Mais la séparation avec le monde n’est pas radicale parce que le désir est ce qui nous met en rapport avec le monde dont le sujet provient comme événement. Barbaras rapproche cela du lien étroit que fait Platon entre le désir et la connaissance : dans le désir il y a un certain savoir car ce que le désir poursuit ne peut être poursuivi qu’à la condition qu’il y ait dans le désir lui-même quelque chose comme une connaissance de qui est désiré. Il y aurait donc comme une intuition originaire avec le monde. Le sujet naît d’une perte (scission d’avec le monde) mais le désir n’est possible que si le sujet tente de surmonter cette scission. Ce contre-événement est appelé sentiment par Barbaras. Dans le sentiment, le sujet est en rapport avec ce qui est à la fois le plus extérieur (le monde) et le plus intime (le monde). Il s’agit d’ailleurs ici de reprendre ce que Mikel Dufrenne nomme sentiment esthétique dans la mesure où, dans le sentiment esthétique, la conscience révèle en elle-même un monde. En cela, le sentiment révèle un monde alors que l’émotion ne peut avoir lieu qu’une fois que ce monde est révélé (le sentiment est donc plus originaire que l’émotion). Avec le sentiment, on peut affirmer que « l’être auprès de soi et l’ouverture au monde, l’entrer en soi et le sortir de soi ne font plus alternative »[10].
Enfin, la dernière partie de l’ouvrage se nomme « érotique ». On a compris jusque-là que le désir est ce qui ouvre le monde, est la condition de l’apparition de l’étant, ce en quoi « le désir est le véritable transcendantal »[11]. Il y aurait donc un désir transcendantal (qui ouvre le monde) et un désir empirique (qui a lieu dans le monde) et c’est ce dernier que l’on nommera « érotique ». Le désir est désir du monde et il se manifeste de façon empirique comme désir de l’autre.
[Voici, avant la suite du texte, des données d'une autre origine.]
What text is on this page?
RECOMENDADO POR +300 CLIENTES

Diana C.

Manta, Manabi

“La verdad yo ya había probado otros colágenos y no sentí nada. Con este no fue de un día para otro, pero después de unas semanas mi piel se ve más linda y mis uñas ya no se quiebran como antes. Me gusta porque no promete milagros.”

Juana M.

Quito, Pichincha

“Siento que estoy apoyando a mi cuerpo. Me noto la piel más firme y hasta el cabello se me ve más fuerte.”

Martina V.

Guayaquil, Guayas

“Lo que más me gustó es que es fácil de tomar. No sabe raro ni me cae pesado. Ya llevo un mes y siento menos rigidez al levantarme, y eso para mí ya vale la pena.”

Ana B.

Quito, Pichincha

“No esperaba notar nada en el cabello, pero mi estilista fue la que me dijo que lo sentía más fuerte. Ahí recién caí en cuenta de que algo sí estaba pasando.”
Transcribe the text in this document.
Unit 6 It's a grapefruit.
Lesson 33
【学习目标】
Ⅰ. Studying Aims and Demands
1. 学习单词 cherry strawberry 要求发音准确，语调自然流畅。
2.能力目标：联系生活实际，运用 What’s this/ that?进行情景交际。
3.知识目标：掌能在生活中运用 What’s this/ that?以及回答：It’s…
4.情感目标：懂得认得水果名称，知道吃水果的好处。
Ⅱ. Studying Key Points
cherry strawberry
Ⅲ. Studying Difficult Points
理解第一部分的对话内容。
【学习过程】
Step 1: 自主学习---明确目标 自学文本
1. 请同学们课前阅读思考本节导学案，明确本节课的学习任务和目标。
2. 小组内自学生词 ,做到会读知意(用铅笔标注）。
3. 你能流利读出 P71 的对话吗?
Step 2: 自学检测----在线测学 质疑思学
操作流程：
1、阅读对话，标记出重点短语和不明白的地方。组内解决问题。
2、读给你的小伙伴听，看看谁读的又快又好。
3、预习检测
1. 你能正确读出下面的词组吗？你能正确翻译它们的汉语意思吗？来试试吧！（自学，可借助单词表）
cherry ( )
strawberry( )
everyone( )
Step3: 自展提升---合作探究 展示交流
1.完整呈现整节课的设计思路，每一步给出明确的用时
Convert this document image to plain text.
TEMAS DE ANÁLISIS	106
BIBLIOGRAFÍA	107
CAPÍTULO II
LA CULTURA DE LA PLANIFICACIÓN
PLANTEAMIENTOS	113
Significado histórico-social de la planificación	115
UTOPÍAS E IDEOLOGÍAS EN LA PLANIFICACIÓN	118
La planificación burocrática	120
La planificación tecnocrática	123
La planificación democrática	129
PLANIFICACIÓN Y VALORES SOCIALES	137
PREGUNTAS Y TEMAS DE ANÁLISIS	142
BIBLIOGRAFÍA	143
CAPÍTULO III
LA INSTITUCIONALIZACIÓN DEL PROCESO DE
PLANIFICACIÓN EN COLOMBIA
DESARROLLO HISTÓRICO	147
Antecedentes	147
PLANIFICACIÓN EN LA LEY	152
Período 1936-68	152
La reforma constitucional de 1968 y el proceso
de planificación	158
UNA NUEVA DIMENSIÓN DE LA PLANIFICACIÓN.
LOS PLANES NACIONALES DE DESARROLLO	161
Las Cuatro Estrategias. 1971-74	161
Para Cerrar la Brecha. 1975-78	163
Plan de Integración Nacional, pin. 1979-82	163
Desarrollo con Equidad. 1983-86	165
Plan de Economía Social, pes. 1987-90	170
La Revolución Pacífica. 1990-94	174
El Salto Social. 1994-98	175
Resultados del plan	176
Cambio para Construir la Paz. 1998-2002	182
Désirer l’autre, c’est donc en même temps désirer le monde au sens où en l’autre se concentre ce qu’on appelle le monde. Ainsi, on comprend qu’il faut comprendre l’intersubjectivité d’une autre manière que ne l’avait fait Husserl (qui montrait dans les Méditations cartésiennes que l’autre est apprésenté par un corps) : autrui n’est pas un esprit ou un corps mais il est un point de passage du monde : « L’autre n’est pas un esprit dans un corps ou une conscience incarnée mais une voie d’accès au monde au sein du monde et donc une sorte d’accélérateur phénoménologique. »[12] Et cette intersubjectivité doit être comprise également comme intermotricité parce que désirer l’autre c’est se porter vers un autre mouvement que le mien. Il faut alors sortir de l’idée qu’autrui serait un alter ego, ce n’est pas un autre comme moi mais une fenêtre sur le monde, un chemin vers le monde.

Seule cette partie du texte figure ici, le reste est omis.